Apple – Celery – Cream Soup

by Editorial Staff

Summary

Prep Time 30 mins
Total Time 30 mins
Course Soup
Cuisine European
Servings (Default: 4)

Ingredients

  • 3 apples (Elstar)
  • 2 onions)
  • 2 tablespoon butter
  • salt and pepper
  • 3 stalks thyme
  • 400 g potato (s), floury boilin
  • 400 g celeriac
  • 700 ml vegetable stock
  • 0.5 ½ lime (s)
  • 50 g sweet cream
  • 200 ml milk
  • some sour cream
  • 2 slices pumpernickel
Apple – Celery – Cream Soup
Apple – Celery – Cream Soup

Instructions

  1. Wash the apples well and rub dry. Cut ½ apple with peel into small cubes. Peel and core the remaining apples and cut into larger pieces.
  2. Peel the onion and chop finely. Sweat 2 tablespoons of this in 1 tablespoon butter until translucent, then add the finely diced apple pieces and sweat with them.

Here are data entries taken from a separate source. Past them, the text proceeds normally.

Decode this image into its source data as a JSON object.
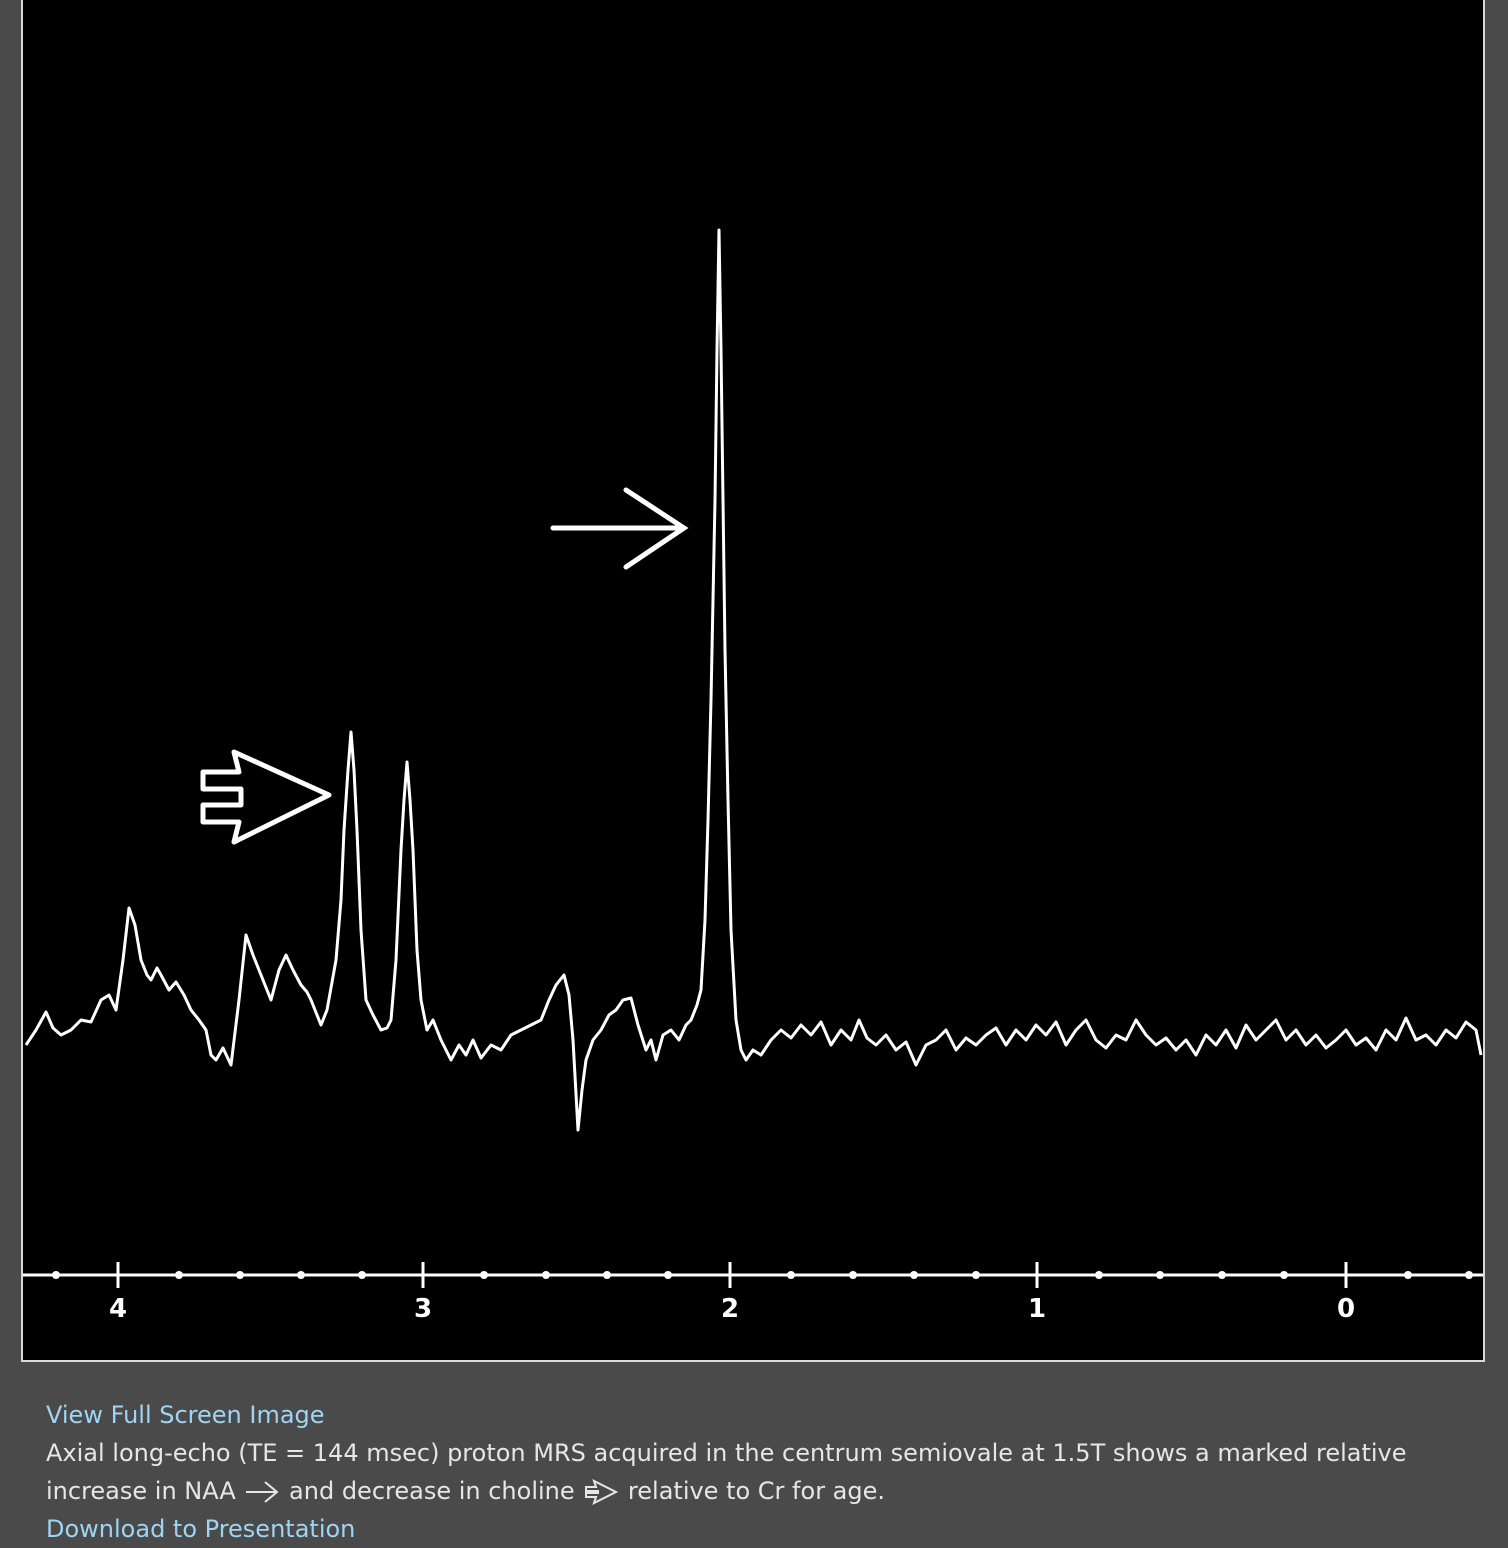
{
  "image": {
    "axis_labels": [
      "4",
      "3",
      "2",
      "1",
      "0"
    ]
  },
  "links": {
    "full_screen": "View Full Screen Image",
    "download": "Download to Presentation"
  },
  "caption": {
    "line1": "Axial long-echo (TE = 144 msec) proton MRS acquired in the centrum semiovale at 1.5T shows a marked relative",
    "line2a": "increase in NAA",
    "line2b": "and decrease in choline",
    "line2c": "relative to Cr for age."
  }
}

Salt, pepper, season with thyme and set aside.
  3. Peel and dice the potatoes and celery. Fry the remaining onion cubes in 1 tablespoon butter. Add the potatoes, celery and the roughly chopped apple cubes and sauté briefly. Deglaze with the broth, cream, milk and the juice of the lime, season and bring to the boil. Let the lid simmer for about 15 minutes. Now finely puree the soup and season to taste again.
  4. Cut the bread into small pieces and toast in a coated pan. Serve the soup with the diced apple and onion, the hash browns and the sour cream.